Billet dégoulinant (suite)

Depuis la publication de ce billet, qui faisait l’éloge d’humains curieusement appliqués à épargner l’existence de bestioles et même de misérables végétaux, j’ai croisé deux textes, qui viennent admirablement le compléter.

L’autre jour, c’était Audrey Pulvar, sur France Inter, qui, dans une chronique intitulée Louise et le philosophe, évoquait une conversation imaginaire (parue dans la revue Rivages – j’y débarque, je ne connaissais pas !) entre Georges Marbeck et Louise Michel. Celui-ci interrogeait la communarde sur son amour des animaux et, en particulier, des albatros martyrisés par les marins sur le bateau qui l’emmenait en exil. La réponse de Louise Michel est véritablement issue d’un des ses écrits : 

 « Après les avoir pêchés à l’hameçon, on les suspendait par les pieds pour qu’ils meurent sans tacher la blancheur de leurs plumes… Tristement, longtemps, ils soulevaient la tête, arrondissant le plus qu’ils pouvaient leur cou de cygne afin de prolonger la misérable agonie qu’on lisait dans l’épouvante de leurs yeux aux cils noirs… On m’a souvent accusée de plus de sollicitude pour les bêtes que pour les gens. C’est que tout va ensemble, depuis l’oiseau dont on écrase la couvée jusqu’aux nids humains décimés par la guerre… Le cœur de la bête est comme le cœur humain, son cerveau est comme le cerveau humain, susceptible de sentir et de comprendre… Au fond de ma révolte contre les forts, je trouve du plus loin qu’il me souvienne l’horreur des tortures infligées aux bêtes. C’est ainsi que ceux qui tiennent les peuples agissent envers eux. »

 

Et puis, je viens de terminer Les Racines du ciel, de Romain Gary (Folio). Dans ce prix Goncourt 1956 qu’on croirait écrit hier tellement il reste d’actualité, notamment sur la situation politique en Afrique, le héros, Morel, lutte pour la sauvegarde des éléphants (encore un peu, j’écrivais « défense » à la place de « sauvegarde »). Auparavant, il a lutté pour sa propre survie en camp de concentration :

« Soudain, Morel avait senti quelque chose heurter sa joue et tomber à ses pieds ; il baissa les yeux prudemment, essayant de ne pas perdre l’équilibre : c’était un hanneton.

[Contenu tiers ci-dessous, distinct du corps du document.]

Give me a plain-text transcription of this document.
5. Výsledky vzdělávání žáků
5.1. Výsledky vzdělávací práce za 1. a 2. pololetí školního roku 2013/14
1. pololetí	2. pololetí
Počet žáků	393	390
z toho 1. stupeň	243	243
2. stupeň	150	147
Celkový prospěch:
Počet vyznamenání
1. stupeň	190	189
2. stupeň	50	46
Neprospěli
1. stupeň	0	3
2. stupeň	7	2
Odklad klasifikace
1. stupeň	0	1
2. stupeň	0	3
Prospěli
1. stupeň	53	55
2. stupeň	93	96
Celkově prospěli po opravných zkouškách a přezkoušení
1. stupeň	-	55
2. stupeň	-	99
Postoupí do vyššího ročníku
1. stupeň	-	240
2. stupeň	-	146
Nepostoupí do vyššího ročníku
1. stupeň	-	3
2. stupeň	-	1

Il était tombé sur le dos et remuait les pattes. Il s’efforçait en vain de se retourner. Morel s’était arrêté et regardait fixement l’insecte à ses pieds. A ce moment-là, cela faisait un an qu’il était au camp et, depuis trois semaines, il portait les sacs de ciment huit heure par jour, le ventre vide. 

Mais il y avait ici quelque chose qu’il n’était pas possible de laisser échapper. Il plia le genou, les sacs en équilibre sur l’épaule, et d’un mouvement de l’index, il remit l’insecte sur ses pattes. » 

Les autres prisonniers l’imitent, portant eux aussi secours aux hannetons. Le sergent qui les surveille arrive. 

« Il avait reconnu l’ennemi. On se trouvait devant une manifestation scandaleuse, une profession de foi, une proclamation de dignité, inadmissible chez des hommes réduits à zéro. » 

Le sergent se rue d’abord sur les hommes puis, comprenant que cela les touchera plus gravement, s’en prend aux hannetons, qu’il piétine. « … mais ce qu’il visait était complètement hors d’atteinte, hors de portée et ne pouvait être tué. (…) Il eût fallu tuer tous les hommes jusqu’au dernier et sur toute la terre et encore il était probable qu’une trace allait demeurer derrière eux, comme un sourire invincible de la nature. » 

Merci à S., qui m'a prêté le livre.

 

À quoi bon tenir des blogs patauds, lorsque tout a déjà été écrit,
et si bien ?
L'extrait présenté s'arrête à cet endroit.